Another great use for dry bread. Serves 68.

Ingredients
Half a day-old loaf of coarse white bread
8 large ripe tomatoes
Half a cucumber
1 tsp sea salt
Half tsp milled black pepper
4 tbs extra virgin olive oil
2 tbs red wine vinegar
3 cloves garlic
2 red onions
1 tbs capers
12 black olives, stoned
30 basil leaves

Method
● With a serrated knife, remove the crusts from the loaf. Using your fingertips, tear the bread into very coarse breadcrumbs. Lay these on a tray and leave them to dry out in a warm place for one hour.

● Meanwhile, prepare the salad ingredients. Peel the tomatoes in the usual way and chop into large dice the size of your fingernail. Split the cucumber lengthways, scoop out the seeds and cut into half moons. Put these in a large bowl, together with the salt, pepper, olive oil and red wine vinegar.

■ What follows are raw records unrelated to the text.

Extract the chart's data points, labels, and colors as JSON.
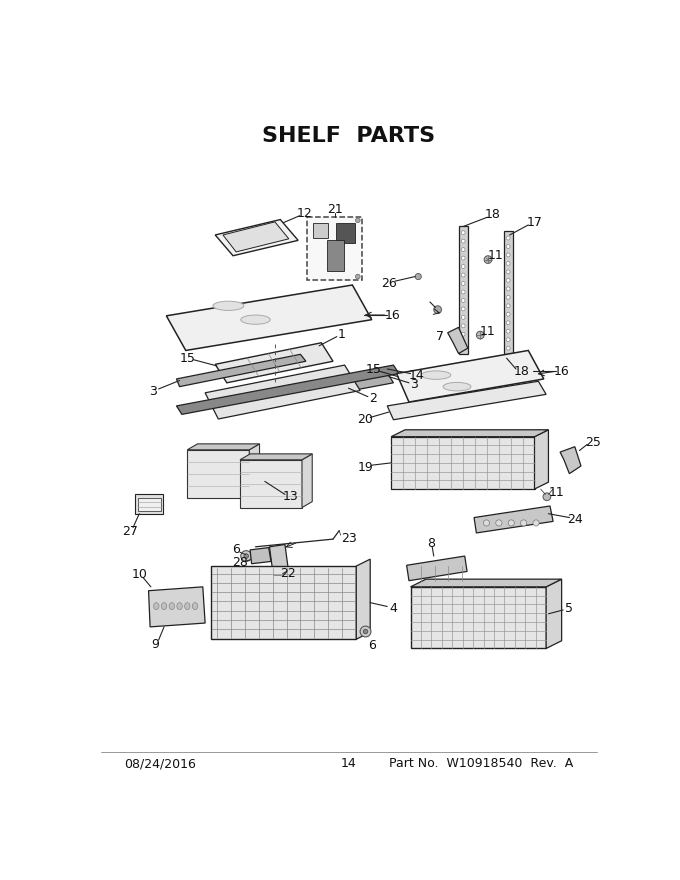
{
  "title": "SHELF  PARTS",
  "title_fontsize": 16,
  "title_weight": "bold",
  "footer_left": "08/24/2016",
  "footer_center": "14",
  "footer_right": "Part No.  W10918540  Rev.  A",
  "footer_fontsize": 9,
  "bg_color": "#ffffff",
  "line_color": "#222222",
  "label_fontsize": 9,
  "fig_width": 6.8,
  "fig_height": 8.8,
  "dpi": 100
}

● Chop the garlic very finely and add it to the bowl, together with the red onions cut in a fine dice. Add the capers, the stoned olives and mix. Add the bread to the bowl and mix again, adding the basil leaves torn in half. Add a little oil if the mixture is dry and taste for seasoning. Leave the salad to macerate at room temperature for an hour before serving.